FIG. 9, for example, illustrates a method for modifying an
application to perform software prefetching of data and/or
instructions from a memory device. At step 900, behavioral
information is captured from an execution of the baseline
application. At step 902, at least one of (a) a stride access
analysis and (b) an irregular access analysis, are performed as
described above based on at least some of the captured behavioral
information for at least some of the instructions in the
application. One or more target instructions in the application are
identified, at step 904 and based on the performing step, whose
execution can benefit from at least one of (a) an identified
strided prefetching technique and (b) an identified prefetching
technique associated with irregular access patterns; and the
identified prefetching techniques are inserted into the application
at step 906.
[0139] According to another embodiment a method for determining
prefetching instructions to insert for corresponding target
instructions in a software application is illustrated in FIG. 10.

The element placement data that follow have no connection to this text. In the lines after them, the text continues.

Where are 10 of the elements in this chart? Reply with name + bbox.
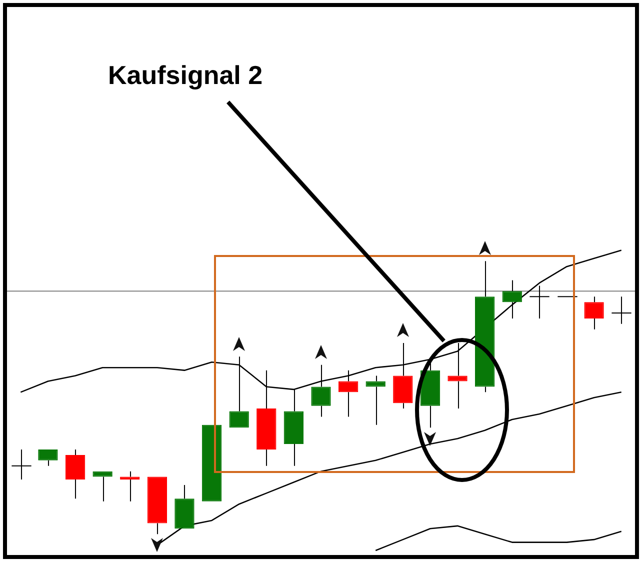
candlestick — [92, 471, 112, 502]
candlestick — [174, 484, 194, 529]
candlestick — [65, 448, 86, 500]
candlestick — [611, 296, 632, 324]
text: Kaufsignal 2 — [108, 60, 263, 91]
candlestick — [529, 285, 550, 319]
candlestick — [11, 448, 32, 480]
candlestick — [502, 280, 522, 319]
candlestick — [38, 449, 58, 466]
candlestick — [420, 362, 440, 428]
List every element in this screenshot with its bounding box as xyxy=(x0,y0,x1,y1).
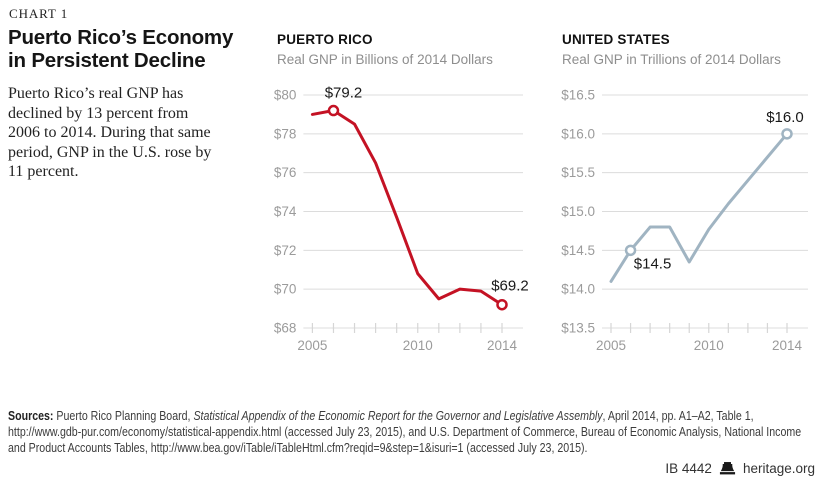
united-states-line-plot: $13.5 $14.0 $14.5 $15.0 $15.5 $16.0 $16.5 2005 2… xyxy=(561,88,808,353)
chart-description: Puerto Rico’s real GNP has declined by 1… xyxy=(8,85,212,180)
report-id: IB 4442 xyxy=(665,461,712,476)
heritage-site-text: heritage.org xyxy=(742,461,815,476)
page-title: Puerto Rico’s Economy in Persistent Decl… xyxy=(8,26,234,72)
x-axis-label: 2010 xyxy=(694,338,724,353)
sources-segment: Statistical Appendix of the Economic Rep… xyxy=(193,409,603,423)
data-point-label: $16.0 xyxy=(766,109,804,126)
y-axis-label: $14.5 xyxy=(561,243,595,258)
x-axis-label: 2014 xyxy=(487,338,518,353)
data-line xyxy=(310,109,504,307)
chart-subtitle-united-states: Real GNP in Trillions of 2014 Dollars xyxy=(562,52,781,67)
y-axis-label: $14.0 xyxy=(561,282,595,297)
x-axis-label: 2005 xyxy=(297,338,327,353)
y-axis-label: $16.5 xyxy=(561,88,595,103)
data-point-label: $14.5 xyxy=(634,255,672,272)
y-axis-label: $68 xyxy=(274,321,297,336)
y-axis-label: $76 xyxy=(274,165,297,180)
y-axis-label: $70 xyxy=(274,282,297,297)
sources-segment: , April 2014, pp. A1–A2, Table 1, http:/… xyxy=(8,409,802,456)
data-point-marker xyxy=(496,298,508,311)
footer: IB 4442 heritage.org xyxy=(665,461,815,476)
data-line xyxy=(609,132,789,283)
x-axis-label: 2005 xyxy=(596,338,626,353)
data-point-marker xyxy=(781,128,793,140)
y-axis-label: $74 xyxy=(274,204,297,219)
x-axis-label: 2010 xyxy=(403,338,433,353)
chart-title-puerto-rico: PUERTO RICO xyxy=(277,32,373,47)
sources-text: Sources: Puerto Rico Planning Board, Sta… xyxy=(8,408,821,457)
y-axis-label: $72 xyxy=(274,243,297,258)
sources-label: Sources: xyxy=(8,409,54,423)
chart-title-united-states: UNITED STATES xyxy=(562,32,670,47)
united-states-chart: UNITED STATES Real GNP in Trillions of 2… xyxy=(561,32,817,382)
liberty-bell-icon xyxy=(719,461,736,476)
sources-body: Puerto Rico Planning Board, Statistical … xyxy=(8,409,801,455)
sources-segment: Puerto Rico Planning Board, xyxy=(53,409,194,423)
data-point-label: $69.2 xyxy=(491,278,529,295)
data-point-label: $79.2 xyxy=(325,85,363,102)
y-axis-label: $78 xyxy=(274,126,297,141)
puerto-rico-chart: PUERTO RICO Real GNP in Billions of 2014… xyxy=(274,32,532,382)
y-axis-label: $15.5 xyxy=(561,165,595,180)
y-axis-label: $13.5 xyxy=(561,321,595,336)
data-point-marker xyxy=(327,104,340,117)
puerto-rico-line-plot: $68 $70 $72 $74 $76 $78 $80 2005 2010 2014 $79.2 $6… xyxy=(274,85,529,353)
chart-subtitle-puerto-rico: Real GNP in Billions of 2014 Dollars xyxy=(277,52,493,67)
y-axis-label: $80 xyxy=(274,88,297,103)
x-axis-label: 2014 xyxy=(772,338,803,353)
y-axis-label: $16.0 xyxy=(561,126,595,141)
data-point-marker xyxy=(624,244,637,257)
y-axis-label: $15.0 xyxy=(561,204,595,219)
chart-kicker: CHART 1 xyxy=(9,6,69,21)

Therein, at step 1000, a register used to calculate a data address
for a target instruction is identified. At step 1002, the software
application is searched to find a load instruction associated with
the identified register. The load instruction is evaluated, at step
1004, to determine at least one prefetching instruction to insert
into the software application.
[0140] Although the features and elements of the present exemplary
embodiments are described in the embodiments in particular
combinations, each feature or element can be used alone without the
other features and elements of the embodiments or in various
combinations with or without other features and elements disclosed
herein. The methods or flow charts provided in the present
application may be implemented in a computer program, software, or
firmware tangibly embodied in a non-transitory computer-readable
storage medium for execution by a general purpose computer or a
processor. Each of the methods described above, and in the claims
below, may also therefore be implemented as systems having one or
more processors which are configured to perform each of the method
steps, and as a non-transitory computer readable medium which
contains program instructions which, when executed on or more
processors, performs the method steps.
[0141] This written description uses examples of the subject matter
disclosed to enable any person skilled in the art to practice the
same, including making and using any devices or systems and
performing any incorporated methods. The patentable scope of the
subject matter is defined by the claims, and may include other
examples that occur to those skilled in the art. Such other
examples are intended to be within the scope of the claims.